Earlier this week, I finally completed the last batch of data entry work for the current phase of this project. This involved entering information for major poets connected with the "Shi to shiron" poetry journal, several of whom stand as the most prolific in terms of total output between 1920 and 1944. I now have nearly 50 poets in my database, with a timestamp for each piece appearing in any of the journals to which they contributed. Owing to time and manpower constraints, I chose to input only the year and month for each poem or essay, and did not record titles except as uniquely assigned integers. At a later phase of the project, it may well be worth including things like title, volume number, and page, but only if the intention is to create an interactive resource where someone might want to call upon that information and have it accessible.
Having completed the data entry, I then began loading it into various visualization programs (primarily Cytoscape and Gephi) and experimenting with the possibilities for meaningful display of the data. This included creating individual time slices for the two-mode bipartite graph (poets x journals) so as to better chart the dynamic and shifting relationships in the network over time. I'm also working on creating time slices based on one-mode affiliation graphs generated from the bipartite data. These are graphs which attempt to represent the weighted connections between individual poets vis-a-vis their participation in the various journals. Thus, for instance, if Poet A contributed 8 pieces to Journal Z, and Poet B contributed 4 pieces to that journal during the same year, then we can say that they are linked through Journal Z by the minimum number of pieces shared between them, i.e., 4. Were the two poets also to contribute to another journal that year, then that minimum would be added to 4 to produce the total weight of their connection. I am not yet finished with the time slices, but my hope is that it will create an insightful picture of how the poets involved in "Gakko" and "Shi to Shiron" were related to one another over time and how their career trajectories ebbed and flowed with the fluctuations of the cultural field.
In the course of doing this visualization work, which has often been done at considerable individual cost and questionable analytical benefit, a number of ideas have arisen as to how we might make the most effective use of the data we have and what fruitful avenues of exploration might lie ahead.

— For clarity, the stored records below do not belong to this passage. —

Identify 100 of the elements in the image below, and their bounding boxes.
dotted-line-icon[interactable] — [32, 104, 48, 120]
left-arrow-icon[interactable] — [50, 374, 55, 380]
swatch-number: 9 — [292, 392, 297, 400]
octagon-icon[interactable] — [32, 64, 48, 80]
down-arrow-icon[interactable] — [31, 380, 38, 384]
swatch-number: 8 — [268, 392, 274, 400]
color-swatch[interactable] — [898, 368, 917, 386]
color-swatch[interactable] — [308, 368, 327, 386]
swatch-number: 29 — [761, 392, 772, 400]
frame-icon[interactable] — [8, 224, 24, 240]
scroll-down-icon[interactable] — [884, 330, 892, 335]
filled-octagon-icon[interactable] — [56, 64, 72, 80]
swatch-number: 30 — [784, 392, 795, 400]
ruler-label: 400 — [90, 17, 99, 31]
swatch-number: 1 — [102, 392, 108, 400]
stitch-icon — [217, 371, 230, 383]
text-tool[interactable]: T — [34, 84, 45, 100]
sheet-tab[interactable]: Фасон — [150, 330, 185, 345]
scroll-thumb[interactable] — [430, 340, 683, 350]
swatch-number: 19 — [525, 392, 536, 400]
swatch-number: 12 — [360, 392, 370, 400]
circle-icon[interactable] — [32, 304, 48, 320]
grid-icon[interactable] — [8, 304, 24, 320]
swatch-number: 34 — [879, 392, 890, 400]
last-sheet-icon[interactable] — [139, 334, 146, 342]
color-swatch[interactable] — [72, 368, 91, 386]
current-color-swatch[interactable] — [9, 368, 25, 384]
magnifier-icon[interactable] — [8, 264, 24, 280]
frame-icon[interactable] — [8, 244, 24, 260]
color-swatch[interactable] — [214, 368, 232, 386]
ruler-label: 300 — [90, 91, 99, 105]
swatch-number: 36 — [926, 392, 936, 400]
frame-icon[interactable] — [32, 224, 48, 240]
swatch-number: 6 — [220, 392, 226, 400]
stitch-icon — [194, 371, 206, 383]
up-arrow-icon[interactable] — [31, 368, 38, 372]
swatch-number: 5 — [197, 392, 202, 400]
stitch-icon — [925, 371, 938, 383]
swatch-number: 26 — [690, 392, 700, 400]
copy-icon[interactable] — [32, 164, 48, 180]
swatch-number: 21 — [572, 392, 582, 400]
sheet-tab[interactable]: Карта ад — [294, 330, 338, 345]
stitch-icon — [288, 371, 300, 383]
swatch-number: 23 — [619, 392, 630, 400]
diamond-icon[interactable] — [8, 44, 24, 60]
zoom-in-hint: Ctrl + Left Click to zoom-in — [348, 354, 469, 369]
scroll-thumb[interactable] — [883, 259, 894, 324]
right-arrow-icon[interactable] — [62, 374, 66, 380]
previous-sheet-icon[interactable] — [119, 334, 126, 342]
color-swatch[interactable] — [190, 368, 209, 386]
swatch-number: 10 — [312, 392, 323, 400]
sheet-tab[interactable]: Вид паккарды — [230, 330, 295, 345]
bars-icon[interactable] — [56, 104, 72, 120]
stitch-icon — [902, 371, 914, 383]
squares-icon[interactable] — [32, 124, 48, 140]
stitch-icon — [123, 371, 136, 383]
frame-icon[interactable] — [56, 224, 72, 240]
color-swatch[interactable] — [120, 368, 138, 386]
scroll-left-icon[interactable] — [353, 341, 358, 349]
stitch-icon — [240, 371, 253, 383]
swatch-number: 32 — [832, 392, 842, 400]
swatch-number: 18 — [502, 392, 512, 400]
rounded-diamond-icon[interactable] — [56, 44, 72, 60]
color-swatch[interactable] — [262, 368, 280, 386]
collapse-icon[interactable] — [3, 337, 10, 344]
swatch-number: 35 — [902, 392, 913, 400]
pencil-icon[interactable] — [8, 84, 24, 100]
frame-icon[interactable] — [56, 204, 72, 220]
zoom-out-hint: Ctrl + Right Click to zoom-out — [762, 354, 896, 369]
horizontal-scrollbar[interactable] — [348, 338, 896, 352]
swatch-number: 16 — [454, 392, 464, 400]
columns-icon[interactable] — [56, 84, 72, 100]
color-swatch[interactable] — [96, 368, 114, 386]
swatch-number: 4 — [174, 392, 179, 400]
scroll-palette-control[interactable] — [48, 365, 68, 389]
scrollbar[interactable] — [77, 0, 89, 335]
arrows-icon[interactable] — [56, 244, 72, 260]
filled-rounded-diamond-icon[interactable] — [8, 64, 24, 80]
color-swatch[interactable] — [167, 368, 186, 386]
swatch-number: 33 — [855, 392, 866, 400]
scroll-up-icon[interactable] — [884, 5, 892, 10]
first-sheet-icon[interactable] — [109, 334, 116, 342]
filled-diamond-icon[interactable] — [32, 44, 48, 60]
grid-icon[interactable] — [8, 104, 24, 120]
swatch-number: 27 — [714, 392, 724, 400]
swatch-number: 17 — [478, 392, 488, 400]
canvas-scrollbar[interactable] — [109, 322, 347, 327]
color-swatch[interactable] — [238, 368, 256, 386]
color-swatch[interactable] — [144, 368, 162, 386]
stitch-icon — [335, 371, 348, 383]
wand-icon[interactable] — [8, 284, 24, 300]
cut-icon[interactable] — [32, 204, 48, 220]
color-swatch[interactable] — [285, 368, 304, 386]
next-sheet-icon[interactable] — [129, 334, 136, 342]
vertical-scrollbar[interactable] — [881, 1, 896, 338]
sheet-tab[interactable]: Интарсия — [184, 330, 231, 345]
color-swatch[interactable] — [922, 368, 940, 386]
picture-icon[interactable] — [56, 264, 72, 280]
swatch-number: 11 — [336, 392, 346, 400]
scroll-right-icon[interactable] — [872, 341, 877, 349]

One thing that has become apparent is the value of color-coding nodes based on different attributes. At present, my color scheme relies on dividing the poets according to their affiliation with either of the two journals being surveyed. Thus the "Gakko" poets are neon purple, and the "Shi to Shiron" poets are light blue. What was perhaps most amazing is that this delineation into two groups had an almost natural correspondence with the topology of the graph, which on its very own pushed the two groups of poets to either side of a mitochondrial-like ellipse. Those poets with the most shared ties between the two groups gravitated toward the center, yet without daring to cross into the other's territory. Here is an image of the entire dataset, from the years 1922-1944, and a closeup of that same image. The graphs themselves aren't that meaningful given the large time span, but it is easy to get an idea of the kind of grouping I am trying to describe here. Given that the layout algorithms are working with edge weights to determine the relative repulsion and attraction of the nodes, it is perhaps not surprising that the two groups of poets would end up like this, the more prolific poets gathered at the center and the more minor ones pushed to the fringes of their respective blocks.

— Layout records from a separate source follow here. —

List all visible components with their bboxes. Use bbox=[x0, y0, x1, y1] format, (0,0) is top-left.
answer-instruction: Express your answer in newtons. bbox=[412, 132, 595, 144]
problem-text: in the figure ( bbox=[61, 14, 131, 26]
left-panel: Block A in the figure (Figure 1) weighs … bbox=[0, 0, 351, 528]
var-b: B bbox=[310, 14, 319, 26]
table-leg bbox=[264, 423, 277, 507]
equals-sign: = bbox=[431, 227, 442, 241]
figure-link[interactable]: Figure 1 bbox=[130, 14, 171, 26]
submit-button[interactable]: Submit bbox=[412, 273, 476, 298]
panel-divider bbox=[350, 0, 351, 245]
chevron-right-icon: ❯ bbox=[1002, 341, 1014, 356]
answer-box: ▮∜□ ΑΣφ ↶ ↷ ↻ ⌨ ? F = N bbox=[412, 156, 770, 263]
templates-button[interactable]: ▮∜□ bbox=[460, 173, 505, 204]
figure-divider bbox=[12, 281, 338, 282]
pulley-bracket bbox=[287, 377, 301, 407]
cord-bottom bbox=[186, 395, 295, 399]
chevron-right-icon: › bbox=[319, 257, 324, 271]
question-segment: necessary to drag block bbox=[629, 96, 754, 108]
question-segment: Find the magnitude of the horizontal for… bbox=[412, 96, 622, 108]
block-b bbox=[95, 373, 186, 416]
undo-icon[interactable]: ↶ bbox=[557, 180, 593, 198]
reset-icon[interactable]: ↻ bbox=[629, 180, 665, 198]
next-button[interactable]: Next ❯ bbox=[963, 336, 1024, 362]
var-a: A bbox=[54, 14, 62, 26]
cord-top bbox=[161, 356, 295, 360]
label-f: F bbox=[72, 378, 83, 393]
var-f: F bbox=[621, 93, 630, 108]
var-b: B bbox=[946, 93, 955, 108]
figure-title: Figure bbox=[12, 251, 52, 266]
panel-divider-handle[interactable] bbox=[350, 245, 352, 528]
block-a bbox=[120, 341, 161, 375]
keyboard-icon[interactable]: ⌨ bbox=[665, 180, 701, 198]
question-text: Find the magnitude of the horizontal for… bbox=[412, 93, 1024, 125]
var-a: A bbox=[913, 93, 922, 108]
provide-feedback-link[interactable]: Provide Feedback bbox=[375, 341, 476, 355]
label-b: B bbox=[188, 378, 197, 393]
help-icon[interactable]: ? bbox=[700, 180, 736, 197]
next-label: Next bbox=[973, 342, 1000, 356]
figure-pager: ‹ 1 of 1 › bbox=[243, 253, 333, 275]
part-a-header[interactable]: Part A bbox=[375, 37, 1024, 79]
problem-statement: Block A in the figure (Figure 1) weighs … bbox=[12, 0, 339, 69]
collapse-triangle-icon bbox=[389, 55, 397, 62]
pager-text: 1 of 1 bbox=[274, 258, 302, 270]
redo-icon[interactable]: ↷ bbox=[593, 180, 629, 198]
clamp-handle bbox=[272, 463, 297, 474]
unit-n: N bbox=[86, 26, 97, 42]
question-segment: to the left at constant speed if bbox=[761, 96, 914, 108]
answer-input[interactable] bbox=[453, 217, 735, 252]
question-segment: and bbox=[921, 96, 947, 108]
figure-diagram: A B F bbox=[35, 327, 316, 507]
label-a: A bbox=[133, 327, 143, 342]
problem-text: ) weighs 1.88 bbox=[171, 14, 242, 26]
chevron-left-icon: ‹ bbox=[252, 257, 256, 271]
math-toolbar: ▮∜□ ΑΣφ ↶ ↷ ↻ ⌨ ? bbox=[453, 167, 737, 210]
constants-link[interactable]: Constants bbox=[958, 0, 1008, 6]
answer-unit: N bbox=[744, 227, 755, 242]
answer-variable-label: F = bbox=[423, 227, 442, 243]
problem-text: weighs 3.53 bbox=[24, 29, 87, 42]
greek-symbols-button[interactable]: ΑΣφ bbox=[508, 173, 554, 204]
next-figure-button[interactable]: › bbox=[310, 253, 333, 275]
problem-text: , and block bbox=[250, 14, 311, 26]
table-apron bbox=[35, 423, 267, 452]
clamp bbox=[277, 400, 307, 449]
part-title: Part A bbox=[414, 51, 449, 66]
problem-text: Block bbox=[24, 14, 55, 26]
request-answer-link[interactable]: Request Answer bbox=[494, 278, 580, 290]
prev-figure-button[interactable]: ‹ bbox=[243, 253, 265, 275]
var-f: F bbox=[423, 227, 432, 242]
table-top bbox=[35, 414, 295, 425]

What I would like to try in the weeks ahead is to color the nodes according to different attributes (place of birth, education level, place of education, number of pieces submitted) and see how these do or do not line up with the initial color coding. What might also prove interesting is to remove some of the more dominant nodes and consider how the 2nd and 3rd tier poets (at least in terms of output) are connected to one another.
Time permitting, I would also like to experiment with these avenues of analysis, interpretation, and data enrichment:
1) Create a timeline of two-mode graphs to better show the lifespan of the journals over the entire period and to give a better sense of the total number of active poets in any one year.
2) Create affiliation graphs where the journals are the nodes, instead of the poets, and see what kinds of groupings emerge in any one period or over the entirety of the time span. This data could also be geocoded so as to give a sense of the relation between Tokyo, provinical, and colonial journals. We would have to be careful, however, to contextualize all results as a product of just the 50 or so poets involved, and therefore not reflective of the total number of contributors to journals other than "Gakko" and "Shi to shiron".
3) Scan images of all the journal covers and associate these images with the appropriate nodes using the Cytoscape custom graphics manager. This might be worth saving for a later date, but I could also just do a few samples so as to provide a sense of the possibilities of this project as a fully interactive database that does not completely erase the material specificity of the objects being represented (ala Manovich's argument).